Wednesday, January 31, 2007

A Piece of Paper as the Regulation of Desire

A piece of paper can no more bring peace of mind than being able to choose which bus seat one sits in can solve the intractability of racism. But it's amazing how many molecules are agitated when attention is brought to bear on these relatively inconsequential matters - demanding a document in a file, taking the "wrong" seat on a city bus.

Back when dinosaurs roamed the earth, that is to say over ten years ago, some adoptees began to communicate with each other on the internet. They found that the internet provided an unmediated space in which to create discourse, and this communication became a "site" (not a website), a location in which they could articulate notions of adoptee identity outside the restrictive framework imposed by their socio-culture (and that framework included the main streams of adoption culture at that point).

These adoptees, freed (at least temporarily, at least in this corner of cyberspace) from the restrictions of positioning in triads, dyads and such, began to articulate a nascent sense of adopted/bastard identity that was autonomous and integrated. I don't mean to imply that these adoptee/bastards were "whole" uncomplicated people, freed from conflicted family dramas and attendant quotidian neuroses, no, they were, as a group, crazy as hell. But they were onto something; the possibility of an adopted identity, differentiated from non-adopted identity.

One signal quality of this newly considered bastard identity was what was articulated as the "need to know". My readings of late lead me to believe that this was a misstatement, what was being formed was a notion of a "desire to know". Why "desire" and not "need"? Because "need" is quantifiable, "needs" can be "met" (or "unmet"). You "need" to breath, you inhale, for the moment your need to breath is fulfilled. You "need" food, you eat, you are satiated. "Desire", however, is open-ended, insatiable (this is not to say that "desire" is immutable. "Desire" or "desires" can be transient and evolving, or disappear altogether). What these Ur-Bastards were doing, in embracing historical models of bastards as renegades, fabulous creatures, "children of nature", Clark Kent/Superman, Moses, etc., was building a model of adopted identity that wasn't predicated on deficiency, but on desire.

Out of this fertile swamp of emails and posts to alt.adoption evolved Bastard Nation, which was designed as a political organ. As an actor in the arena of politics, Bastard Nation articulated the "desire to know" as a "right to know". BN didn't differentiate between an adoptee who was desperately searching, one who never felt the urge to search, or one who had already found their first families. BN didn't care if adoptees wanted to use their copies of their OBCs to find their mothers or as wallpaper in their downstairs bathrooms. They were all presumed to possess a "right to (the desire) to know." The "desire" was unarticulated, but it informs the bastard discourse throughout. It was not, ever, a needs-based assertion.

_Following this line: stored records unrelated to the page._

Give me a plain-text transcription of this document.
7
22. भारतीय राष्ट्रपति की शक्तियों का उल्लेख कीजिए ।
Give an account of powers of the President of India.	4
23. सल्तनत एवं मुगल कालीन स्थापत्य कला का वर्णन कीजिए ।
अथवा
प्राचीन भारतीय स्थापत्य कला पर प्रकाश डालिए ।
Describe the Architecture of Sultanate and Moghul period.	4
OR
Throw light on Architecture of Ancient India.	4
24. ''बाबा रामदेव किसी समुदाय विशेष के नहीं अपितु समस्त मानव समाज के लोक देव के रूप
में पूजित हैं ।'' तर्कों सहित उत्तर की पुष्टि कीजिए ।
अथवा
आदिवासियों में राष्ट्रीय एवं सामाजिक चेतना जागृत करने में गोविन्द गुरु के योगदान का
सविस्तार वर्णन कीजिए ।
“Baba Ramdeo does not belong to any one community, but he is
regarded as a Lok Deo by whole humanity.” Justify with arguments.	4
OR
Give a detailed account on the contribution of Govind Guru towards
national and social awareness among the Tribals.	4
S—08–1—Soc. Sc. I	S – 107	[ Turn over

BN focused on access to OBCs because the restriction of access is a primary means by which the state regulates bastard desire, and through which it denies the possibility of an "adopted identity." We are allotted one "family" to identify with, it wouldn't do to have two (or more!). The act of demanding this small piece of paper, of asserting a right to the desire to know, is like inserting a laser-beam thin wedge into the edifice of the power that regulates non-adopted and adopted identities alike. As I said, it agitates the molecules. It exposes the dreads, fears, hatreds and paranoia that those in power hold about bastard/adopted identities.

So, that's why those little pieces of paper are important. Not because they promise to fulfill a need, but because in the act of acquiring them we illuminate our desire to know.

[This piece has been gestating for a while, and owes much to the essay "The Immaculate Deception: Adoption in Albee's Plays," by Garry Leonard, and his theory of "adopteestentialism." What really pushed me over the edge, though, was Kimberly Leighton's essay "Being Adopted and Being a Philosopher," a gem of discipline and brilliance.
It is also a Happy 10th Birthday card to Bastard Nation. And as such, I must acknowledge Marley Greiner, Shea Grimm, Damsel Plum, Debra Schwartz, Denise Castellucci and many others who were there at the Birth of a Bastard Nation. And of course, the incomparable B. J., without whose Moments no one could have conceived Bastardy in the first place.]